RUN Form 144 Notice: Insider to Offer 10,927 Shares via UBS
Rhea-AI Filing Summary
Sunrun Inc. Form 144 discloses a proposed sale of 10,927 common shares through UBS with an aggregate market value of $122,715. The securities represent a very small portion of the company's capital base: 10,927 of 230,732,572 outstanding shares.

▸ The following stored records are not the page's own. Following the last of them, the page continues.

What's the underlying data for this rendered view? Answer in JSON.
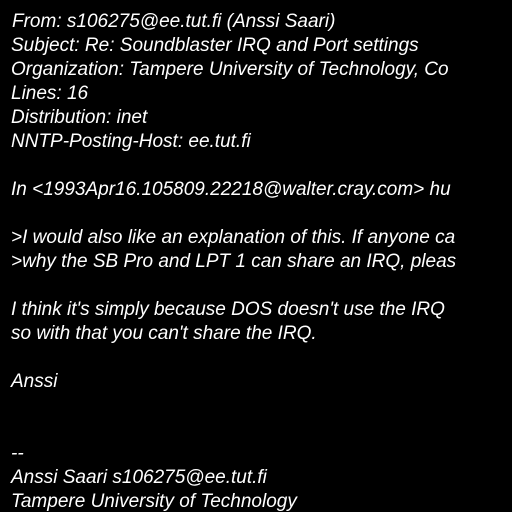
{
  "header": {
    "from": "From: s106275@ee.tut.fi (Anssi Saari)",
    "subject": "Subject: Re: Soundblaster IRQ and Port settings",
    "organization": "Organization: Tampere University of Technology, Co",
    "lines": "Lines: 16",
    "distribution": "Distribution: inet",
    "nntp_posting_host": "NNTP-Posting-Host: ee.tut.fi"
  },
  "body": {
    "attribution": "In <1993Apr16.105809.22218@walter.cray.com> hu",
    "quote_line_1": ">I would also like an explanation of this. If anyone ca",
    "quote_line_2": ">why the SB Pro and LPT 1 can share an IRQ, pleas",
    "reply_line_1": "I think it's simply because DOS doesn't use the IRQ",
    "reply_line_2": "so with that you can't share the IRQ.",
    "sign_off": "Anssi"
  },
  "signature": {
    "separator": "--",
    "name_email": "Anssi Saari s106275@ee.tut.fi",
    "affiliation": "Tampere University of Technology"
  },
  "colors": {
    "background": "#000000",
    "text": "#ffffff"
  }
}
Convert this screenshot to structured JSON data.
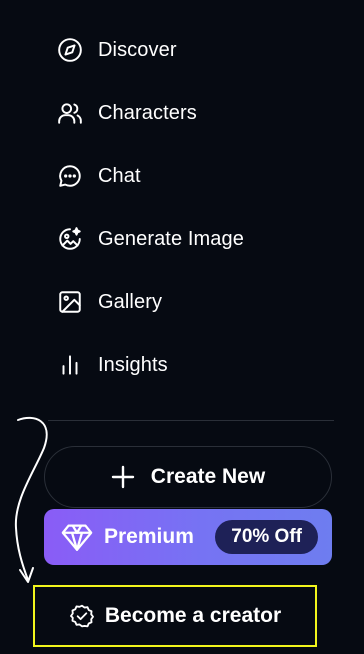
{
  "nav": {
    "items": [
      {
        "label": "Discover",
        "icon": "compass-icon"
      },
      {
        "label": "Characters",
        "icon": "users-icon"
      },
      {
        "label": "Chat",
        "icon": "chat-bubble-icon"
      },
      {
        "label": "Generate Image",
        "icon": "image-sparkle-icon"
      },
      {
        "label": "Gallery",
        "icon": "gallery-icon"
      },
      {
        "label": "Insights",
        "icon": "bar-chart-icon"
      }
    ]
  },
  "actions": {
    "create_new": "Create New",
    "premium": "Premium",
    "premium_badge": "70% Off",
    "become_creator": "Become a creator"
  },
  "colors": {
    "background": "#060a12",
    "premium_gradient_start": "#8a5cf6",
    "premium_gradient_end": "#6e7df0",
    "badge_bg": "#1e2157",
    "highlight_border": "#f2f51c"
  }
}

The shares were acquired on 01/02/2020 as a stock award from Sunrun Inc., and the filing lists an approximate sale date of 08/13/2025. No sales by the reporting person are reported for the prior three months. The notice does not name the individual for whose account the sale is to be made and provides no additional commentary.
Positive
- None.
Negative
- None.
Insights
TL;DR: Routine insider notice; proposed sale is immaterial relative to shares outstanding and unlikely to move valuation.
The Form 144 shows a proposed disposition of 10,927 common shares via UBS valued at $122,715 against 230.7 million shares outstanding, representing roughly 0.0047% of the float. The shares were granted as a stock award on 01/02/2020, indicating this is a post-grant sale rather than new issuance. With no prior three-month sales reported, the filing is a standard compliance notice under Rule 144 rather than a signal of material insider divestiture.

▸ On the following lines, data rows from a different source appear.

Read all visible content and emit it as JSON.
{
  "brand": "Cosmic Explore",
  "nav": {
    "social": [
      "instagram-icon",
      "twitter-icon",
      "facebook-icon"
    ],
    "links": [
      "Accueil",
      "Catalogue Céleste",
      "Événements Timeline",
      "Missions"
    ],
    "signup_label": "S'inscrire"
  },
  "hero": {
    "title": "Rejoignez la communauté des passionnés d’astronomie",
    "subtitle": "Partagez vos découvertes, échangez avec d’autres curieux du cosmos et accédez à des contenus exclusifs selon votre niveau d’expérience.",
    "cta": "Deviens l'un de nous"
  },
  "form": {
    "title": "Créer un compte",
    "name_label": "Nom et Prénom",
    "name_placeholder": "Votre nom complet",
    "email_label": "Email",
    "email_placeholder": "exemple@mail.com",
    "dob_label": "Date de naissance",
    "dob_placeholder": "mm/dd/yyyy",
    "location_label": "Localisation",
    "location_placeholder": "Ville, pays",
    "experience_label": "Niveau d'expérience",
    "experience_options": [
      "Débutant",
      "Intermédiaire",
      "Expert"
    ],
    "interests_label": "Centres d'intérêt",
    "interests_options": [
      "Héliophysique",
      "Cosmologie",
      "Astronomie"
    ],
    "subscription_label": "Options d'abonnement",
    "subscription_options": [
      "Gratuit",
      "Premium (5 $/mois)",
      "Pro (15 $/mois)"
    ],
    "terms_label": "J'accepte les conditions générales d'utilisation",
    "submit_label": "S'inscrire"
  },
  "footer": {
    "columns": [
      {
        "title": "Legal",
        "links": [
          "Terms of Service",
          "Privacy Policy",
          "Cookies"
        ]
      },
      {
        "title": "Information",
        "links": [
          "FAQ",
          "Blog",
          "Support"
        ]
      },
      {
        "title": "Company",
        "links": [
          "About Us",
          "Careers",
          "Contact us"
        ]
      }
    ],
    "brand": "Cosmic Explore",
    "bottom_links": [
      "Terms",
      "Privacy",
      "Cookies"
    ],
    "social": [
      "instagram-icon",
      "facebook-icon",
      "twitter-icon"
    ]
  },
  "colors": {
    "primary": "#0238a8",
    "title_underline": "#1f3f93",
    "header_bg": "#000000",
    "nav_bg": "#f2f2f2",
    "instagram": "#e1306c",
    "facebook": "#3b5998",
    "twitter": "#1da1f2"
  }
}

TL;DR: Disclosure meets procedural requirements, but the absence of the seller's name limits clarity for stakeholders.
The notice identifies the broker (UBS) and the acquisition method (stock award) but omits the name of the person for whose account the securities will be sold. That omission reduces transparency about insider intent, though the small size of the proposed sale mitigates governance concerns. No related-party sales in the prior three months are reported, and the filing includes the required repurchase representations.